Here, Rexroth and Ferlinghetti read poems and the Cellar Jazz Quintet accompany them, improvising impressively. (To me Rexroth's voice is weirdly like Tom Hanks when he's in deep character.) On the original vinyl lp at least - I haven't heard the cd reissue - the sound is wonderful. I don't have the critical vocabulary to explain why it's so good, being neither a critic nor a musician, but I love the way it transports me, when I hear it, back to the time when High Fidelity was the most advanced technology they had. I could almost look out of my window and see businessmen in macs and fedoras coming home from work in the dark.
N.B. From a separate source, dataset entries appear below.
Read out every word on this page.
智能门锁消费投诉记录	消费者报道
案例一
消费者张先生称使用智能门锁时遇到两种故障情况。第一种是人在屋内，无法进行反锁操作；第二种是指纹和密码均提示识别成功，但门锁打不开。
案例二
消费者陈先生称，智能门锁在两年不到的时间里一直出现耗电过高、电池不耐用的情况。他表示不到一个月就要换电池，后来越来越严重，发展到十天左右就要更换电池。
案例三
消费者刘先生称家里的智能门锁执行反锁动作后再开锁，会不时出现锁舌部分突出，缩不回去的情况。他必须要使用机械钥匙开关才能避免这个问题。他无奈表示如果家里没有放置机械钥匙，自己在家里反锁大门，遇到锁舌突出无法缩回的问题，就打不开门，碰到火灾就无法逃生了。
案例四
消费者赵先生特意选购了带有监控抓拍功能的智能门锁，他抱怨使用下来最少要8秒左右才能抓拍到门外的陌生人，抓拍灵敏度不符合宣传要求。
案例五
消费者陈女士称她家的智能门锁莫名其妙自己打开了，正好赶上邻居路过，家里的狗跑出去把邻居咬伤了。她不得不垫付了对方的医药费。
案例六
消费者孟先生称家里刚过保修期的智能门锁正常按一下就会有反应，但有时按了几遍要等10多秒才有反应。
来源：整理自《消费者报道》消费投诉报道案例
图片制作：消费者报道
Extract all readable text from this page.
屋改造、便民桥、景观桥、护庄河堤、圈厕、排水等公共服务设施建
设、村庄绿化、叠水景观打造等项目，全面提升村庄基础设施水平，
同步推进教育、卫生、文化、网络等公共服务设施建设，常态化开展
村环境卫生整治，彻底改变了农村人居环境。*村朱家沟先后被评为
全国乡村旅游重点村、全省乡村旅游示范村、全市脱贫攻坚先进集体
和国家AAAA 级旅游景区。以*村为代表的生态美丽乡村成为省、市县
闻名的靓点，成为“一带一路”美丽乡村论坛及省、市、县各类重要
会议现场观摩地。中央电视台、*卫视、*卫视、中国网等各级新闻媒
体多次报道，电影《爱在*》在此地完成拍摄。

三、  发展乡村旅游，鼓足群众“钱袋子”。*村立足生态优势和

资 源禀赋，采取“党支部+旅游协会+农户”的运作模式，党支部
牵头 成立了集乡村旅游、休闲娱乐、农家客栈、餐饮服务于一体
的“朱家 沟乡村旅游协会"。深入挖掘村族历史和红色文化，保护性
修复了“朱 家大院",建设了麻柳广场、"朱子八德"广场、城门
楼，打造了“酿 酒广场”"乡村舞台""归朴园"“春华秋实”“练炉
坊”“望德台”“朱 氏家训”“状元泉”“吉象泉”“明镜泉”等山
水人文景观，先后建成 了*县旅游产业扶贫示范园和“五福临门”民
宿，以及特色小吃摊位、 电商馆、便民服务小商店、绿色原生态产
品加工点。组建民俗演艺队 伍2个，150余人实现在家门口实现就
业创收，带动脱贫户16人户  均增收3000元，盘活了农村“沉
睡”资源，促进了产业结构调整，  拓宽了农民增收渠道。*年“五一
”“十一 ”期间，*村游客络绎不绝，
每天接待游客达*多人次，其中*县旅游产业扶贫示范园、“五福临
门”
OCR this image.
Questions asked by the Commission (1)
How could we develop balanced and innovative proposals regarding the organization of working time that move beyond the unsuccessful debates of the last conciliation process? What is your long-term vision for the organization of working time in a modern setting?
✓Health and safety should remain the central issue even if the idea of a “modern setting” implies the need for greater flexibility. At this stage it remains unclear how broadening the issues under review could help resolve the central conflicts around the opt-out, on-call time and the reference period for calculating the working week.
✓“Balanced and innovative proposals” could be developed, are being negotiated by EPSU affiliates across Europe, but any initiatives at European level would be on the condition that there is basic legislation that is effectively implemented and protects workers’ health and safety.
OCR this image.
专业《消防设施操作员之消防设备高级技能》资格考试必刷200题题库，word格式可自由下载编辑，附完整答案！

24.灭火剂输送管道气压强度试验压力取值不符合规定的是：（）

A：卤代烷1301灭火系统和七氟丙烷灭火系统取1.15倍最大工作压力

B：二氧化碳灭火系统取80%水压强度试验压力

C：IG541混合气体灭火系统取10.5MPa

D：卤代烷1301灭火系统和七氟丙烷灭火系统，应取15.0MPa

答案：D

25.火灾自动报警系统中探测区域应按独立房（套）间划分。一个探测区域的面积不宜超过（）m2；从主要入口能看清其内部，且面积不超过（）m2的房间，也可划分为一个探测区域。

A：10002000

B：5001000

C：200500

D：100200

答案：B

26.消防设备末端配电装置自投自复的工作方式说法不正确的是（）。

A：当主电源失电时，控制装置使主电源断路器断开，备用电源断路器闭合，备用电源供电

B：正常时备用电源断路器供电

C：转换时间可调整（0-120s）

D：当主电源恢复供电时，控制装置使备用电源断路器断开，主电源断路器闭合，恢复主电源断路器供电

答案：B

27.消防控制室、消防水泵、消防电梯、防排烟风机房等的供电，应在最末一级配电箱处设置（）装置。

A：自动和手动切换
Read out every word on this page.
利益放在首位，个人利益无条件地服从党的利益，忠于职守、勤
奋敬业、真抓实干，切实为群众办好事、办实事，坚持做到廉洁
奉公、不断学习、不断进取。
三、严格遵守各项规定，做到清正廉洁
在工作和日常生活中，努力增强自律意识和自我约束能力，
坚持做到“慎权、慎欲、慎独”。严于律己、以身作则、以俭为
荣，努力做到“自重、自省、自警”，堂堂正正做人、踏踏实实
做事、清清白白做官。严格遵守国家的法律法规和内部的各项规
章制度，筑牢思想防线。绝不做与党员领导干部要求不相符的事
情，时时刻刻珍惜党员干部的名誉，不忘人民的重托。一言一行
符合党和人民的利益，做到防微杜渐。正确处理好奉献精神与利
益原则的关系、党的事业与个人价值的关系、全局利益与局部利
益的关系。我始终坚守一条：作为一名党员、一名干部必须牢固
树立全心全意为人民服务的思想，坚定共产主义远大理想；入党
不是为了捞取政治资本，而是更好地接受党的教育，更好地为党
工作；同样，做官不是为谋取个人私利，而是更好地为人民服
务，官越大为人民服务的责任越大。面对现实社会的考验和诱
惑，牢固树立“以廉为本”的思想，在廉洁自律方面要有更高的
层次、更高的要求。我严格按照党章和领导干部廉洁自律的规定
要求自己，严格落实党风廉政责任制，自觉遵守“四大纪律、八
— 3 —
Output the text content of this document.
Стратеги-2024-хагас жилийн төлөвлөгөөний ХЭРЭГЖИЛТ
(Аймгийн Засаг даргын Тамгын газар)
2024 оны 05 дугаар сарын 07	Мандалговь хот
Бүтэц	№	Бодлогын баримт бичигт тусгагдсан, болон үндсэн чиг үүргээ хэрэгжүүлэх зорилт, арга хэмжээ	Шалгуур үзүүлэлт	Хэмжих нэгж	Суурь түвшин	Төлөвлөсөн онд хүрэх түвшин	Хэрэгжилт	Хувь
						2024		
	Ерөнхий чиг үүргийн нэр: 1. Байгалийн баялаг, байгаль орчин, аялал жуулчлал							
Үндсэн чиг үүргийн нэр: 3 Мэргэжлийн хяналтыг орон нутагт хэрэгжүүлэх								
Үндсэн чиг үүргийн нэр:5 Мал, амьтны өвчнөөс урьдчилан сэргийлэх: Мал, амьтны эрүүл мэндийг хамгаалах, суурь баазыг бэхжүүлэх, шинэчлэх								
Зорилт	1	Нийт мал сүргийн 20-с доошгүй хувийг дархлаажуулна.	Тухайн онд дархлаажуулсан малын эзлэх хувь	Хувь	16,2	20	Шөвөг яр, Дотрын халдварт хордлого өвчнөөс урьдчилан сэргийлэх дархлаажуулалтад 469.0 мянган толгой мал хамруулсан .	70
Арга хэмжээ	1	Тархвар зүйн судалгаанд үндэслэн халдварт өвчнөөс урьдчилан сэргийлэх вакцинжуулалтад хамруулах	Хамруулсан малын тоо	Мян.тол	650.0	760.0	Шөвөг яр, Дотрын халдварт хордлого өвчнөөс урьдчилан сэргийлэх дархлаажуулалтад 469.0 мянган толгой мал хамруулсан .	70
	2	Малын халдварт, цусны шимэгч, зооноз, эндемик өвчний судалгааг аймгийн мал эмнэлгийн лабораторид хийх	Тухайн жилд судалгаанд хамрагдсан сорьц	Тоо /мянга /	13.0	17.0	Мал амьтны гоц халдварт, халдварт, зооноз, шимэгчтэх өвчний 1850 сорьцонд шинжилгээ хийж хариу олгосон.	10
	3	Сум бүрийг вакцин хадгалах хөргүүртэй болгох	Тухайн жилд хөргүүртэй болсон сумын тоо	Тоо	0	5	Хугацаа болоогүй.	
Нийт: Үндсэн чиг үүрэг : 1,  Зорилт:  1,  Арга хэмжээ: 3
Sound on cd tends to be so clean and pure all the atmosphere is distilled from it. 

ruth weiss, who waitressed at the Cellar but also mesmerised audiences with her readings there, famously said, 'Ferlinghetti and Rexroth were poets who read over jazz; but jazz was part of me; I swung.' That's true, but it doesn't matter. Both wrote great, intelligent poetry - Rexroth sometimes overtly, angrily political; Ferlinghetti hipper, funny, subtly political - and some of it is represented on this record. They're not jazz poets, they're poets of words and ideas vocalised over microphones, but the Quintet are sensitive accompanists who weave their jazz around and through the orations so they're given greater emphasis and emotional context. Which is to say that you might understand what they say a little easier and give them more attention because of the jazz, and if you're encountering Rexroth for the first time you might need the help.

Highlights for me are Rexroth's 20 minute reading of 'Thou Shalt Not Kill (In Memory of Dylan Thomas)', which at certain points rises to such magnificent rhetorical levels it has echoes of the Moloch section of Howl; I also really like Ferlinghetti's Autobiography. But Ferlinghetti has an impish charm that makes everything he does appealing, even if he sometimes seems a little too cute and doesn't quite get to the meat of the matter. You'd certainly rather spend a night out with him than intense, grumpy old Kenneth, snarling anarchist slogans through his well-groomed moustache.